The 30 cm Raketenwerfer 56 was a German multiple rocket launcher used in the Second World War. It served with units of the Nebeltruppen, the German equivalent of the U.S. Army's Chemical Corps. Just as the Chemical Corps had responsibility for poison gas and smoke weapons that were used instead to deliver high-explosives during the war so did the Nebeltruppen. The name "Nebelwerfer" is best translated as "Smoke Mortar". 694 saw service from 1944 to 1945 in all theaters except Norway.

==Description==
The 30 cm Raketenwerfer 56 was a six-barreled rocket launcher mounted on the carriage of the 5 cm PaK 38 anti-tank gun. Its 30 cm Wurfkörper 42 Spreng (Explosive missile) rocket was spin-stabilized and electrically fired. The rockets had a prominent exhaust trail that kicked up a lot of debris, so the crew had to seek shelter before firing. This meant that they were easily located and had to displace quickly to avoid counter-battery fire. The rockets were fired one at a time, in a timed ripple, but the launcher had no capability to fire single rockets. 15 cm Wurfgranate 41 rockets could be fired using liner rails. When not in use the rails were strapped to the top of the launcher.

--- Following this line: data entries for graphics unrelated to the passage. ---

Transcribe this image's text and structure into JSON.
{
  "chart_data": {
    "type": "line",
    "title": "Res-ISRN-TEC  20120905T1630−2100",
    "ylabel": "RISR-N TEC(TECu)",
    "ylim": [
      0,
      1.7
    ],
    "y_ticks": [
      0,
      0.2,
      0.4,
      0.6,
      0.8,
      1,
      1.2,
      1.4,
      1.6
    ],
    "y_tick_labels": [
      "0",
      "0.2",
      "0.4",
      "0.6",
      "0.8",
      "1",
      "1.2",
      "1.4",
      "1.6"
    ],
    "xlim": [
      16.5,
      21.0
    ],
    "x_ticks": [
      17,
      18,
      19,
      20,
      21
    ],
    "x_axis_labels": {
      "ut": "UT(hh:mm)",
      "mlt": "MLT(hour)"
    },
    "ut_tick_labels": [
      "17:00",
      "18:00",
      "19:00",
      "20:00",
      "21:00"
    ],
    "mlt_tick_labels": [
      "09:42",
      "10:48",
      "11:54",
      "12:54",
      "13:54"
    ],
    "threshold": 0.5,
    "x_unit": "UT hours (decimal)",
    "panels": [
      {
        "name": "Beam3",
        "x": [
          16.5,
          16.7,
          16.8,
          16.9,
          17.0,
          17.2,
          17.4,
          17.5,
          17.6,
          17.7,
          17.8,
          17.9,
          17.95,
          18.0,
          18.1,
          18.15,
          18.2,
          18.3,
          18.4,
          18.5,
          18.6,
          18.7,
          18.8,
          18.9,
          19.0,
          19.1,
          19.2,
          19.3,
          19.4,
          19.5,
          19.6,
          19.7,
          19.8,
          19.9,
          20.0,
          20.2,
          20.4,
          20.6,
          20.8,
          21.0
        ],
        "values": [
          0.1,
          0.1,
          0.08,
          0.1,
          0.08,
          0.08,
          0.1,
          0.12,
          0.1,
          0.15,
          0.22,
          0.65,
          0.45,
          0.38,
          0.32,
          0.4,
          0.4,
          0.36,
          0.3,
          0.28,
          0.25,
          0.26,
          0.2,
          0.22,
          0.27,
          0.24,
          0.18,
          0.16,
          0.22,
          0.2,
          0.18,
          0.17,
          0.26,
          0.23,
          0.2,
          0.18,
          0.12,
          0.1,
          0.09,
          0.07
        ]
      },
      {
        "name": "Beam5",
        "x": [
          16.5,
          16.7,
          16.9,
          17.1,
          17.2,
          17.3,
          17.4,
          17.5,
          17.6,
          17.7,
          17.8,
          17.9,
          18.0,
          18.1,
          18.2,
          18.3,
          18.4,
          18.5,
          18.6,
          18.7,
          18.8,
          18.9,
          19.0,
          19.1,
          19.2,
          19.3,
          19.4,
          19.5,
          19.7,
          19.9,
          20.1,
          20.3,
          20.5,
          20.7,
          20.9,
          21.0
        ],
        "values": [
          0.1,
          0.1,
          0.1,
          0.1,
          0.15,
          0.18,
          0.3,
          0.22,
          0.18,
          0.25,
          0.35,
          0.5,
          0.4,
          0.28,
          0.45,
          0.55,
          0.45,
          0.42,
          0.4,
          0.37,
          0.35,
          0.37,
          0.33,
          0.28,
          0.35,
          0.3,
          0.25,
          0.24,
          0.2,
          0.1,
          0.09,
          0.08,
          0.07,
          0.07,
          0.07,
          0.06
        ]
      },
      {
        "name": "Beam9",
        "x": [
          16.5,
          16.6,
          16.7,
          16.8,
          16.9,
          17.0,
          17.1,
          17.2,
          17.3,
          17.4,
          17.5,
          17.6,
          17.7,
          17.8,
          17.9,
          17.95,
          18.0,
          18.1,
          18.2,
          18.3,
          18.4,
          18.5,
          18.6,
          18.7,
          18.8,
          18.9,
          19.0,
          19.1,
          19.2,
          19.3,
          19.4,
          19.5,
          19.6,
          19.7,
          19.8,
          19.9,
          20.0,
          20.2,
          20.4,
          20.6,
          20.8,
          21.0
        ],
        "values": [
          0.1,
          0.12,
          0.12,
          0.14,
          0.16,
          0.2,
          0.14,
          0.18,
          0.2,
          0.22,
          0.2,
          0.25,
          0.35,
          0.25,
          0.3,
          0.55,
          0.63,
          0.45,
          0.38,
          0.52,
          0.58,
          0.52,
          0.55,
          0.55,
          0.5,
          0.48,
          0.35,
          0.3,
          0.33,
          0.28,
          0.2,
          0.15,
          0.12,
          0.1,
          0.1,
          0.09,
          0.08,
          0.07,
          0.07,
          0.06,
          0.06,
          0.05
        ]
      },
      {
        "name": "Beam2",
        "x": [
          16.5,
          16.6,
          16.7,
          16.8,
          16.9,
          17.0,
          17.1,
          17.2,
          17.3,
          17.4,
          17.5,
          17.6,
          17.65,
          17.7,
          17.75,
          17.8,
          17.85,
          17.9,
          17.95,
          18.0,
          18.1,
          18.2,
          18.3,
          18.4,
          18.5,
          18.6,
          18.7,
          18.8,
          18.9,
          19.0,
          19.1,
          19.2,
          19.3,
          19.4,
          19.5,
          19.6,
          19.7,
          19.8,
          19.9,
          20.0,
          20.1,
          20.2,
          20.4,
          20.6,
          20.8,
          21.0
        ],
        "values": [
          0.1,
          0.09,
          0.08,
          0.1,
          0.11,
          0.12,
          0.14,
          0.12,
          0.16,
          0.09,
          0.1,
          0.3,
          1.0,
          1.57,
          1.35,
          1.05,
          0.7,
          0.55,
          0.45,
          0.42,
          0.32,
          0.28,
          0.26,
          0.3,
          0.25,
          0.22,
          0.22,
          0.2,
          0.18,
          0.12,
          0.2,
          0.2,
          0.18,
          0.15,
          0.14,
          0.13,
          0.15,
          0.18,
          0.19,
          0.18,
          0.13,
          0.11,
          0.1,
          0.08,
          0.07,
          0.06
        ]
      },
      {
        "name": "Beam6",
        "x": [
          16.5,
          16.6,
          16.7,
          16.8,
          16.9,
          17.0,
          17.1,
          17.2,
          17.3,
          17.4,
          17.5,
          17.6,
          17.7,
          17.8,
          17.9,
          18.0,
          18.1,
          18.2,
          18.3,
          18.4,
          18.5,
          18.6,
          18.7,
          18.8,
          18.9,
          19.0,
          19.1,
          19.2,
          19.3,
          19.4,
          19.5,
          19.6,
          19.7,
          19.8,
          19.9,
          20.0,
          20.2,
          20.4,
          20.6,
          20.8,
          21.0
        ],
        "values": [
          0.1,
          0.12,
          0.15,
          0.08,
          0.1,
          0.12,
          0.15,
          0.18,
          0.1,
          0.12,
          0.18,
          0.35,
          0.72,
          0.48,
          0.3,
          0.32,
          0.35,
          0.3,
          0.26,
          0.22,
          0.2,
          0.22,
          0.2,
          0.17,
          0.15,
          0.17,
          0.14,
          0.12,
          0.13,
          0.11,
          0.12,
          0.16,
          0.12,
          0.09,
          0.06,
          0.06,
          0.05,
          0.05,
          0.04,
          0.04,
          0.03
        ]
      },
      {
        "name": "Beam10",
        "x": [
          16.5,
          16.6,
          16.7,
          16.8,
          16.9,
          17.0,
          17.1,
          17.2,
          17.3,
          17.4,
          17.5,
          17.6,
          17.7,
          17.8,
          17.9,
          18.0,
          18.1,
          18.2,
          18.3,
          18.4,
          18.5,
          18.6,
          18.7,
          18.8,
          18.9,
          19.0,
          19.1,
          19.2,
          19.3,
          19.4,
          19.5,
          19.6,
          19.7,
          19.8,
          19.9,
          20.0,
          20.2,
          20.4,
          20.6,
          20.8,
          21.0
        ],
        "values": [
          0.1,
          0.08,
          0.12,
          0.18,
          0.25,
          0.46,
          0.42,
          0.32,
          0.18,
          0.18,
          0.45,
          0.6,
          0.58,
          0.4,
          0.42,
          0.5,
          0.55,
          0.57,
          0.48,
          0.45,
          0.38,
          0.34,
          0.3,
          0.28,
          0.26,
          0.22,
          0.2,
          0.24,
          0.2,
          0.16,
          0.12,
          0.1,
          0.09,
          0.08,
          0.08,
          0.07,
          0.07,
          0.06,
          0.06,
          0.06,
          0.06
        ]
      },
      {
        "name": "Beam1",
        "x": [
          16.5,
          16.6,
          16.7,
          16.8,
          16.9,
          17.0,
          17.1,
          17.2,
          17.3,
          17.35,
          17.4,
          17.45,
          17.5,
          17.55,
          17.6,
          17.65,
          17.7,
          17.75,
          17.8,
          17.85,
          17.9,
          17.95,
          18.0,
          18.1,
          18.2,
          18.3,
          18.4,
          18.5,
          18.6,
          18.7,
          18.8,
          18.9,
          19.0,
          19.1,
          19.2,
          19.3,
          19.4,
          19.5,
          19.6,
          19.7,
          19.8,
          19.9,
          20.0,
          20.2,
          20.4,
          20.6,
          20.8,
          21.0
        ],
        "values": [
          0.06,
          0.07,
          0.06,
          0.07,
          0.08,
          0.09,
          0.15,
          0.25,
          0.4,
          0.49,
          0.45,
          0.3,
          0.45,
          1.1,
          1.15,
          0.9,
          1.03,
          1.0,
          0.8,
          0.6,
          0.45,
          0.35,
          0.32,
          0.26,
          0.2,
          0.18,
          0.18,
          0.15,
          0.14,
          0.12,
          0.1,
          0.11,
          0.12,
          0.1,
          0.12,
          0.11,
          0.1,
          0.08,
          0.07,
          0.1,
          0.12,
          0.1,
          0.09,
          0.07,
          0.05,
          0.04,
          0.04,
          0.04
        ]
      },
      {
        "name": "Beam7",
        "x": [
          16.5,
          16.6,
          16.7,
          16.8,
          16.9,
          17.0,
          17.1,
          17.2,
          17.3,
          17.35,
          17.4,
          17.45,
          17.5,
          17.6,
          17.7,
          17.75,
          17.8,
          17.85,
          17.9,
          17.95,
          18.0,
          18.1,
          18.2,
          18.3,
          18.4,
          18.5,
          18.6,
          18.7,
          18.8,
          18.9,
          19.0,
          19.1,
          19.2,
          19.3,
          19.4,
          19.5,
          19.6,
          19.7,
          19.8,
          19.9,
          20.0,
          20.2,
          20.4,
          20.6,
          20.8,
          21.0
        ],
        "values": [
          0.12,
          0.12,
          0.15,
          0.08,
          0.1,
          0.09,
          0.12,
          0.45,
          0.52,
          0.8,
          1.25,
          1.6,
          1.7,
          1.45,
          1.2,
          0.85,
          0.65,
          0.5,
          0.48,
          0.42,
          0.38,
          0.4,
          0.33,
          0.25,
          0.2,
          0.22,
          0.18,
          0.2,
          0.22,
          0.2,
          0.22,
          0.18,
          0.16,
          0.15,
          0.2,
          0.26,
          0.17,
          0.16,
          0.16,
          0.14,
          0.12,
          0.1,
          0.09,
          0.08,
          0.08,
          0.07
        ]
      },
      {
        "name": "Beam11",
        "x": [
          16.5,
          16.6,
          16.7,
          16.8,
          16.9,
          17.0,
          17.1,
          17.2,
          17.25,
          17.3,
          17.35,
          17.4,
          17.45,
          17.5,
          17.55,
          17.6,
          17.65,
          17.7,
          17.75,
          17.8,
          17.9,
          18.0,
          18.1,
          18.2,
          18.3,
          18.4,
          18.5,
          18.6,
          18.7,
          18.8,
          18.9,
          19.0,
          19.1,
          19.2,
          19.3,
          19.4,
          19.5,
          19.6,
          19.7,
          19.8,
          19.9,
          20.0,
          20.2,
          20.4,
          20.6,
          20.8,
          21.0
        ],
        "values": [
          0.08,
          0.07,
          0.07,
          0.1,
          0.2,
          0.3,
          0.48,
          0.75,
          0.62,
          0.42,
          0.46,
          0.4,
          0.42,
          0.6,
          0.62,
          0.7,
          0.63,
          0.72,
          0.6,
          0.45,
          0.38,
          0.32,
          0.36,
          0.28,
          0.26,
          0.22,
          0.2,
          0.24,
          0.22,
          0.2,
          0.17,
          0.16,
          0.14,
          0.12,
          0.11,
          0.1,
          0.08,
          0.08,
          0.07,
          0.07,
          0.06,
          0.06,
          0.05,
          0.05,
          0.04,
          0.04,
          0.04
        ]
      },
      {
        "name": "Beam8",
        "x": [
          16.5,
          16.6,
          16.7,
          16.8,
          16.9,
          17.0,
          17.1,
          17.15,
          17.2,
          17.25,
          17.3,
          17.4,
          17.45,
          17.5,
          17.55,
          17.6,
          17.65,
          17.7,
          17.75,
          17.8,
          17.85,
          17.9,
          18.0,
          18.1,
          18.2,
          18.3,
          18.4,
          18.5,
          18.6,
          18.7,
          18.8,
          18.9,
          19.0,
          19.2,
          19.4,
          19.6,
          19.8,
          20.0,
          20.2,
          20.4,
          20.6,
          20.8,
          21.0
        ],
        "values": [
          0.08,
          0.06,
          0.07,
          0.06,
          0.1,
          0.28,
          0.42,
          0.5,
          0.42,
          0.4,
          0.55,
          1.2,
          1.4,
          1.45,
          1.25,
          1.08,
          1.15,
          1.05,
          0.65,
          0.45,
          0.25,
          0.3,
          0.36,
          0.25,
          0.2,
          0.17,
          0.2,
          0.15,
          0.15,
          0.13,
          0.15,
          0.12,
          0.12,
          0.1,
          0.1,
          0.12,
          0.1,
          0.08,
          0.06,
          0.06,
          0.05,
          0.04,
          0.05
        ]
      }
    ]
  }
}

The same rocket was used in the 30 cm Nebelwerfer 42 launcher.

==Organization and use==
The 30 cm Raketenwerfer 56 was organized into batteries of six launchers with three batteries per battalion. These battalions were concentrated in independent Werfer-Regiments and Brigades. It saw service on the Eastern Front, Italian Campaign and the defense of France and Germany from 1944 to 1945.